One of the biggest indicators of how well a change fits in to a business is the way in which employees react to the change. The truth is that many changes, whether beneficial or not, are met with resistance from the work force. This resistance manifests in bold and/or subtle actions of defiance to the change. There are several reasons why employees are resistant to change and below is an outline of three of the most popular reasons employees resist change.
Loss of Employment
This is one of the most popular reasons for employee resistance and it is truly no surprise. People work for a living. Whether that living is comfortable or not, employment provides a source of income that takes care of expenses at the very least. Having a job and feeling secure in the guarantee of earning provides a sense of comfort to employees.
It stands to reason, therefore, that anything that appears to threaten this way of life is a problem for said employees. When you consider the fact that factors such as technological changes have resulted in the lack of a need for certain types of workers, or the fact that organizational restructuring can lead to workers being laid off, you can understand why employees worry and begin to put up resistance to changes that seemingly present this threat.
As unfortunate as this is, many times employees are resistant simply because communication of the change was either poorly done or poorly interpreted. No matter what the intended meaning of an attempt at communicating a message is, if the party/parties on the receiving end do not derive the intent of said message, the whole process fails.
For example, imagine a company distributes a portion of its profit to staff members every quarter as an incentive. Note that the incentive received every three months the is the total profit distribution allowance for all the months that make up the quarter. Now imagine a loss was made in one month and the company decides to cut the incentive package for that quarter. In communicating this decision, staff members could get the idea that the incentive system is being removed entirely. The thought of losing such a convenient benefit permanently is enough for staff to display levels of resistance.

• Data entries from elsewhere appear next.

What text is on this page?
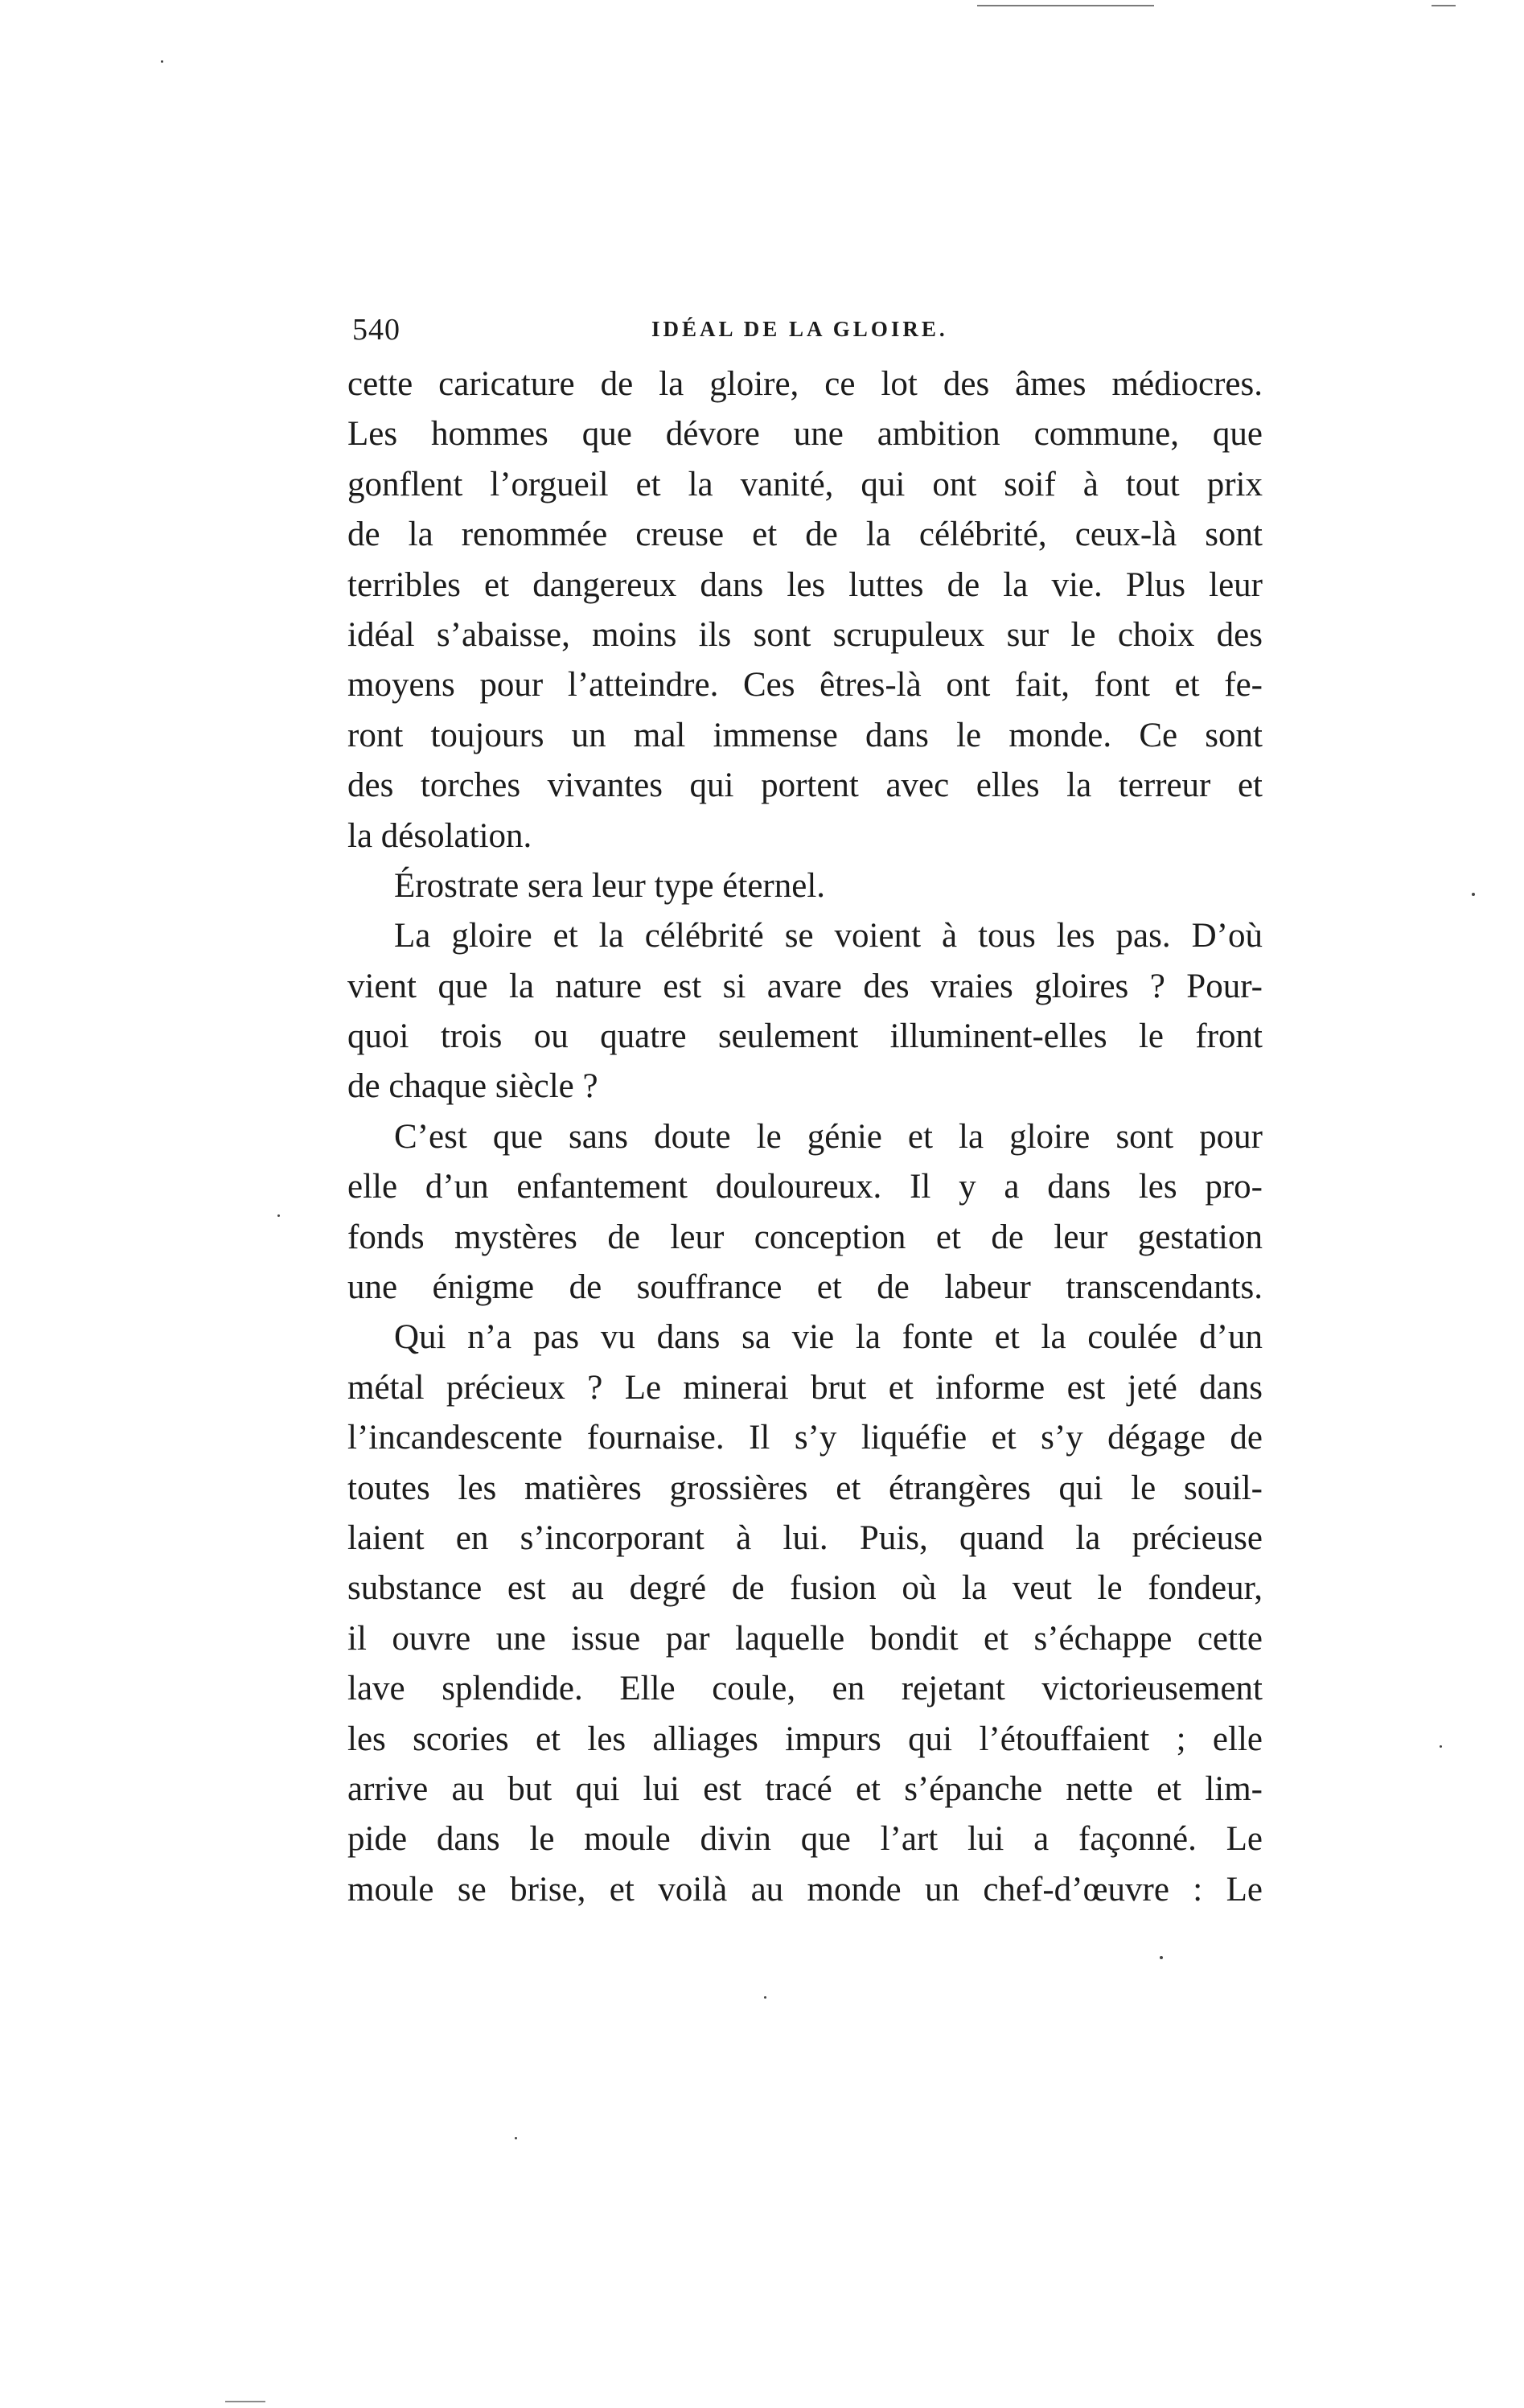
540	IDÉAL DE LA GLOIRE.
cette caricature de la gloire, ce lot des âmes médiocres.
Les hommes que dévore une ambition commune, que
gonflent l’orgueil et la vanité, qui ont soif à tout prix
de la renommée creuse et de la célébrité, ceux-là sont
terribles et dangereux dans les luttes de la vie. Plus leur
idéal s’abaisse, moins ils sont scrupuleux sur le choix des
moyens pour l’atteindre. Ces êtres-là ont fait, font et fe-
ront toujours un mal immense dans le monde. Ce sont
des torches vivantes qui portent avec elles la terreur et
la désolation.
Érostrate sera leur type éternel.
La gloire et la célébrité se voient à tous les pas. D’où
vient que la nature est si avare des vraies gloires ? Pour-
quoi trois ou quatre seulement illuminent-elles le front
de chaque siècle ?
C’est que sans doute le génie et la gloire sont pour
elle d’un enfantement douloureux. Il y a dans les pro-
fonds mystères de leur conception et de leur gestation
une énigme de souffrance et de labeur transcendants.
Qui n’a pas vu dans sa vie la fonte et la coulée d’un
métal précieux ? Le minerai brut et informe est jeté dans
l’incandescente fournaise. Il s’y liquéfie et s’y dégage de
toutes les matières grossières et étrangères qui le souil-
laient en s’incorporant à lui. Puis, quand la précieuse
substance est au degré de fusion où la veut le fondeur,
il ouvre une issue par laquelle bondit et s’échappe cette
lave splendide. Elle coule, en rejetant victorieusement
les scories et les alliages impurs qui l’étouffaient ; elle
arrive au but qui lui est tracé et s’épanche nette et lim-
pide dans le moule divin que l’art lui a façonné. Le
moule se brise, et voilà au monde un chef-d’œuvre : Le
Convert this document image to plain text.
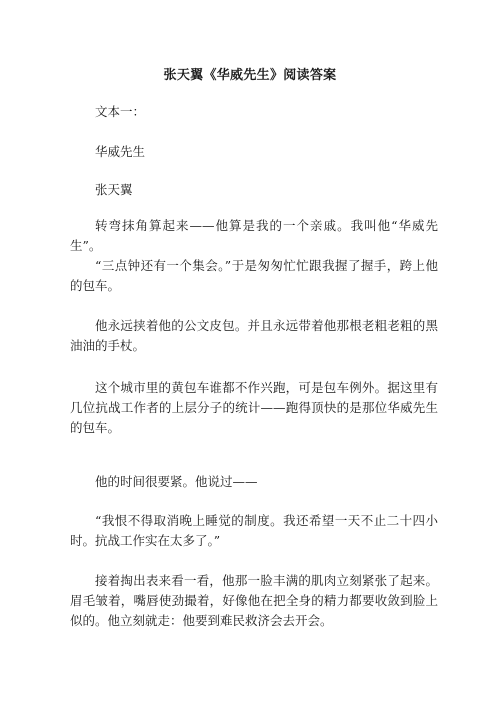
张天翼《华威先生》阅读答案

文本一：

华威先生

张天翼

转弯抹角算起来——他算是我的一个亲戚。我叫他“华威先生”。

“三点钟还有一个集会。”于是匆匆忙忙跟我握了握手，跨上他的包车。

他永远挟着他的公文皮包。并且永远带着他那根老粗老粗的黑油油的手杖。

这个城市里的黄包车谁都不作兴跑，可是包车例外。据这里有几位抗战工作者的上层分子的统计——跑得顶快的是那位华威先生的包车。

他的时间很要紧。他说过——

“我恨不得取消晚上睡觉的制度。我还希望一天不止二十四小时。抗战工作实在太多了。”

接着掏出表来看一看，他那一脸丰满的肌肉立刻紧张了起来。眉毛皱着，嘴唇使劲撮着，好像他在把全身的精力都要收敛到脸上似的。他立刻就走：他要到难民救济会去开会。
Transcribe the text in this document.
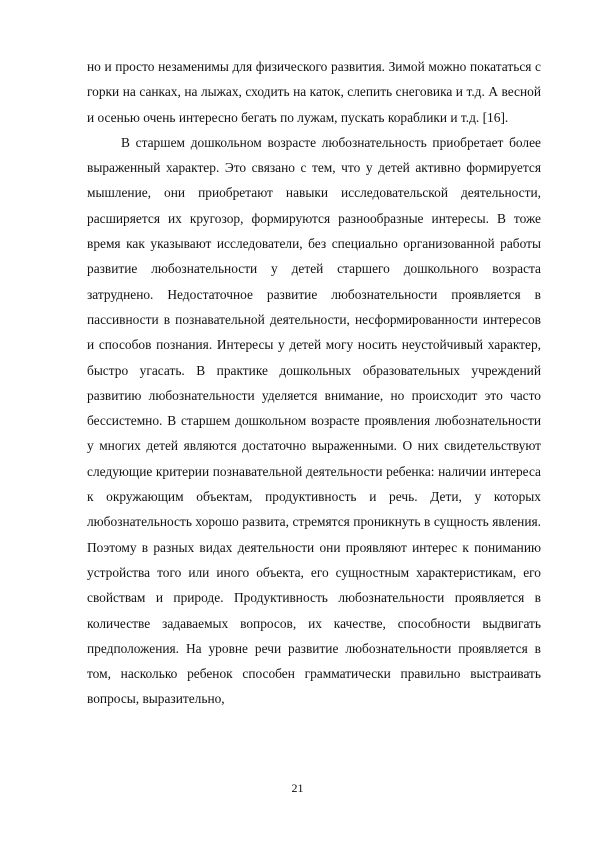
но и просто незаменимы для физического развития. Зимой можно покататься с горки на санках, на лыжах, сходить на каток, слепить снеговика и т.д. А весной и осенью очень интересно бегать по лужам, пускать кораблики и т.д. [16].

В старшем дошкольном возрасте любознательность приобретает более выраженный характер. Это связано с тем, что у детей активно формируется мышление, они приобретают навыки исследовательской деятельности, расширяется их кругозор, формируются разнообразные интересы. В тоже время как указывают исследователи, без специально организованной работы развитие любознательности у детей старшего дошкольного возраста затруднено. Недостаточное развитие любознательности проявляется в пассивности в познавательной деятельности, несформированности интересов и способов познания. Интересы у детей могу носить неустойчивый характер, быстро угасать. В практике дошкольных образовательных учреждений развитию любознательности уделяется внимание, но происходит это часто бессистемно. В старшем дошкольном возрасте проявления любознательности у многих детей являются достаточно выраженными. О них свидетельствуют следующие критерии познавательной деятельности ребенка: наличии интереса к окружающим объектам, продуктивность и речь. Дети, у которых любознательность хорошо развита, стремятся проникнуть в сущность явления. Поэтому в разных видах деятельности они проявляют интерес к пониманию устройства того или иного объекта, его сущностным характеристикам, его свойствам и природе. Продуктивность любознательности проявляется в количестве задаваемых вопросов, их качестве, способности выдвигать предположения. На уровне речи развитие любознательности проявляется в том, насколько ребенок способен грамматически правильно выстраивать вопросы, выразительно,

21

This is how communication breakdown can result in resistance due to misunderstanding.
When the decision to implement certain changes is made, there also needs to be a review of the magnitude and impact of the change. This needs to be done because not all changes can be implemented quickly and/or in a single phase. In many cases, this is not understood, and the staff complement of a business may simply not willing and/or able to accommodate large changes in that way.
Attempts to get the workforce to do so are usually met with resistance.
Whenever changes are communicated poorly, pose a risk of job loss, or are too significant to implement all at once, the implementation of them is likely to be met with resistance. There are other reasons this can also take place such as a lack of faith in the management team.
The best way to prevent or mitigate against such resistance is through a structured change management process.